Fibonacci — two recursive calls

fn fib(n) {
if n <= 1 {
return n
}
return fib(n - 1) + fib(n - 2)
}

let fib10 = fib(10)

fib(10) returns 55.

Error Conditions

ErrorTriggerExample
NotCallableCalling a non-function valuelet x = 5 then let y = x(1)
ArityMismatchWrong number of argumentsfn add(a, b) { return a + b } then add(1)
NestedFunctionDefining a function inside another function bodyfn outer() { fn inner() { return 1 } return 2 }
ReturnOutsideFunctionUsing return at the top levelreturn 1
UndefinedVariableReferencing a name not in scopefn f() { return z } where z is not defined

Built-in Functions

Jade provides a small set of global built-in functions that are always in scope.

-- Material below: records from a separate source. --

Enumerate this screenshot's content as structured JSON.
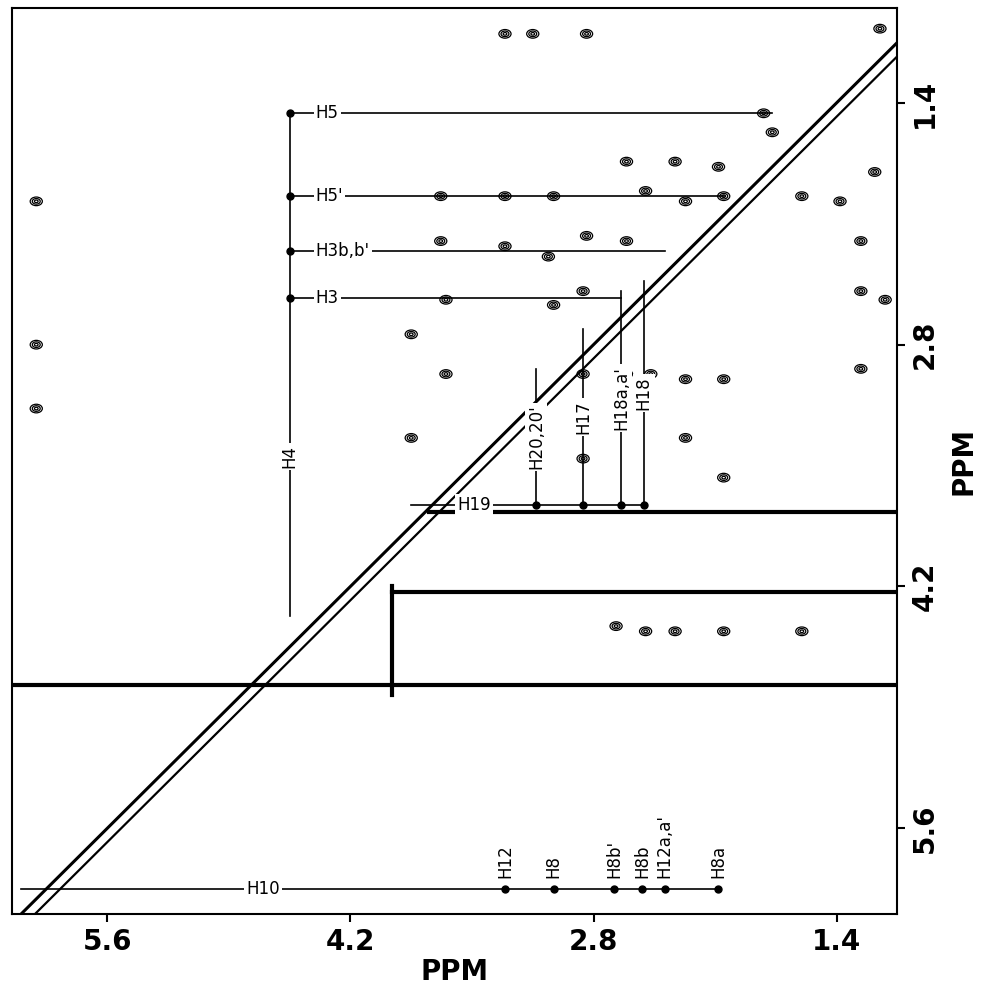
{
  "chart_data": {
    "type": "scatter",
    "x_label": "PPM",
    "y_label": "PPM",
    "xlim": [
      6.15,
      1.05
    ],
    "ylim": [
      6.1,
      0.85
    ],
    "xticks": [
      5.6,
      4.2,
      2.8,
      1.4
    ],
    "yticks": [
      1.4,
      2.8,
      4.2,
      5.6
    ],
    "color": "#000000",
    "cross_peaks": {
      "x": [
        3.31,
        3.15,
        2.84,
        1.15,
        1.82,
        1.77,
        2.08,
        2.61,
        2.33,
        2.5,
        2.27,
        3.68,
        3.31,
        3.03,
        2.05,
        1.6,
        1.38,
        3.68,
        3.31,
        3.06,
        2.84,
        2.61,
        1.26,
        3.65,
        3.03,
        2.86,
        1.26,
        3.85,
        3.65,
        2.86,
        2.61,
        2.47,
        2.27,
        2.05,
        1.26,
        6.01,
        6.01,
        6.01,
        3.85,
        2.27,
        2.05,
        2.86,
        2.67,
        2.5,
        2.33,
        2.05,
        1.6,
        1.18,
        1.12
      ],
      "y": [
        1.0,
        1.0,
        1.0,
        0.97,
        1.46,
        1.57,
        1.77,
        1.74,
        1.74,
        1.91,
        1.97,
        1.94,
        1.94,
        1.94,
        1.94,
        1.94,
        1.97,
        2.2,
        2.23,
        2.29,
        2.17,
        2.2,
        2.2,
        2.54,
        2.57,
        2.49,
        2.49,
        2.74,
        2.97,
        2.97,
        2.97,
        2.97,
        3.0,
        3.0,
        2.94,
        2.8,
        1.97,
        3.17,
        3.34,
        3.34,
        3.57,
        3.46,
        4.43,
        4.46,
        4.46,
        4.46,
        4.46,
        1.8,
        2.54
      ]
    },
    "ridges": [
      {
        "x": [
          6.15,
          1.05
        ],
        "y": [
          4.77,
          4.77
        ]
      },
      {
        "x": [
          3.96,
          3.96
        ],
        "y": [
          4.2,
          4.83
        ]
      },
      {
        "x": [
          3.96,
          1.05
        ],
        "y": [
          4.23,
          4.23
        ]
      },
      {
        "x": [
          3.75,
          1.05
        ],
        "y": [
          3.77,
          3.77
        ]
      }
    ],
    "spin_systems": [
      {
        "name": "H10",
        "orientation": "horizontal",
        "at": 5.95,
        "from": 6.1,
        "to": 2.08,
        "peaks": [
          {
            "label": "H12",
            "pos": 3.31
          },
          {
            "label": "H8",
            "pos": 3.03
          },
          {
            "label": "H8b'",
            "pos": 2.68
          },
          {
            "label": "H8b",
            "pos": 2.52
          },
          {
            "label": "H12a,a'",
            "pos": 2.39
          },
          {
            "label": "H8a",
            "pos": 2.08
          }
        ]
      },
      {
        "name": "H4",
        "orientation": "vertical",
        "at": 4.55,
        "from": 1.46,
        "to": 4.37,
        "peaks": [
          {
            "label": "H5",
            "pos": 1.46,
            "extends_to": 1.77
          },
          {
            "label": "H5'",
            "pos": 1.94,
            "extends_to": 2.05
          },
          {
            "label": "H3b,b'",
            "pos": 2.26,
            "extends_to": 2.39
          },
          {
            "label": "H3",
            "pos": 2.53,
            "extends_to": 2.64
          }
        ]
      },
      {
        "name": "H19",
        "orientation": "horizontal",
        "at": 3.73,
        "from": 3.85,
        "to": 2.51,
        "peaks": [
          {
            "label": "H20,20'",
            "pos": 3.13,
            "extends_to": 2.94
          },
          {
            "label": "H17",
            "pos": 2.86,
            "extends_to": 2.71
          },
          {
            "label": "H18a,a'",
            "pos": 2.64,
            "extends_to": 2.49
          },
          {
            "label": "H18",
            "pos": 2.51,
            "extends_to": 2.43
          }
        ]
      }
    ]
  }
}
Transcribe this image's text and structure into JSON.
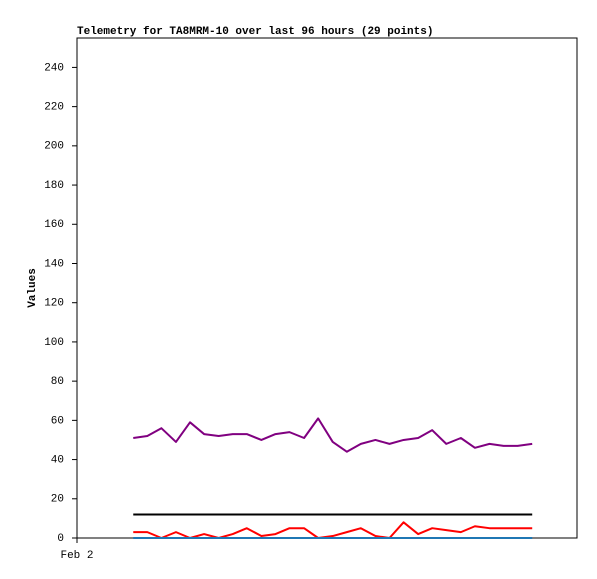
{
  "chart_data": {
    "type": "line",
    "title": "Telemetry for TA8MRM-10 over last 96 hours (29 points)",
    "y_label": "Values",
    "x": [
      10.8,
      13.5,
      16.2,
      19,
      21.7,
      24.4,
      27.2,
      29.9,
      32.6,
      35.4,
      38.1,
      40.8,
      43.6,
      46.3,
      49.1,
      51.8,
      54.5,
      57.3,
      60,
      62.7,
      65.5,
      68.2,
      70.9,
      73.7,
      76.4,
      79.2,
      81.9,
      84.6,
      87.4
    ],
    "xlim": [
      0,
      96
    ],
    "xticks": [
      {
        "value": 0,
        "label": "Feb 2"
      }
    ],
    "ylim": [
      0,
      255
    ],
    "yticks": [
      0,
      20,
      40,
      60,
      80,
      100,
      120,
      140,
      160,
      180,
      200,
      220,
      240
    ],
    "grid": false,
    "series": [
      {
        "color": "#800080",
        "values": [
          51,
          52,
          56,
          49,
          59,
          53,
          52,
          53,
          53,
          50,
          53,
          54,
          51,
          61,
          49,
          44,
          48,
          50,
          48,
          50,
          51,
          55,
          48,
          51,
          46,
          48,
          47,
          47,
          48
        ]
      },
      {
        "color": "#000000",
        "values": [
          12,
          12,
          12,
          12,
          12,
          12,
          12,
          12,
          12,
          12,
          12,
          12,
          12,
          12,
          12,
          12,
          12,
          12,
          12,
          12,
          12,
          12,
          12,
          12,
          12,
          12,
          12,
          12,
          12
        ]
      },
      {
        "color": "#ff0000",
        "values": [
          3,
          3,
          0,
          3,
          0,
          2,
          0,
          2,
          5,
          1,
          2,
          5,
          5,
          0,
          1,
          3,
          5,
          1,
          0,
          8,
          2,
          5,
          4,
          3,
          6,
          5,
          5,
          5,
          5
        ]
      },
      {
        "color": "#1f77b4",
        "values": [
          0,
          0,
          0,
          0,
          0,
          0,
          0,
          0,
          0,
          0,
          0,
          0,
          0,
          0,
          0,
          0,
          0,
          0,
          0,
          0,
          0,
          0,
          0,
          0,
          0,
          0,
          0,
          0,
          0
        ]
      }
    ]
  }
}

FunctionSignatureDescription
printprint(value)Writes value to stdout followed by a newline. Accepts any type.
writewrite(str)Writes a string to stdout without a trailing newline and flushes immediately.
lenlen(value)Returns the number of elements in a str, array, or dict.
inputinput() / input(prompt)Reads one line from stdin and returns it as a str. If prompt is given, prints it to stdout (no newline) before reading. Returns "" on EOF.
// print vs write
print("hello") // hello\n
write("hello") // hello (no newline, flushed immediately)

// len on different types
let s = "jade"
print(len(s)) // 4

let arr = [1, 2, 3]
print(len(arr)) // 3

// input — read from stdin
let name = input("Enter your name: ")
print("Hello, " + name)

// input with no prompt
let line = input()

Closures

A closure is an anonymous function written inline using the |params| body syntax. It captures a snapshot of the variables visible at the point it is created, so it can reference those variables even when called later from a different scope.

Syntax

|<param>, <param>, ...| <expr> // single-expression body
|<param>, <param>, ...| { <stmts> } // block body
|| <expr> // zero-parameter closure

Basic examples

// Single-expression body — implicitly returns the expression
let double = |x| x * 2
print(double(5)) // 10

// Multiple parameters
let add = |x, y| x + y
print(add(3, 4)) // 7

// Zero parameters
let greet = || "hello"
print(greet()) // hello

Capturing outer variables

All variables visible at closure creation are captured by copy. The closure carries its own snapshot — mutations inside the closure do not affect the outer scope.

let multiplier = 3
let triple = |x| x * multiplier
print(triple(5)) // 15

Block body

let abs_val = |x| {
if x < 0 {
return -x
}
return x
}
print(abs_val(-7)) // 7
print(abs_val(4)) // 4

Closures as arguments

Closures are first-class values and can be passed to higher-order functions:

fn apply(f, x) {
return f(x)
}

let result = apply(|x| x * x, 6) // 36
note

The | symbol that opens a closure is only treated as a closure delimiter when it appears at the start of an expression (primary position). In all other positions it remains the bitwise OR operator. The empty-param form uses ||, which is distinct from the logical OR operator because || only appears as logical OR in an infix position, never at the start of an expression.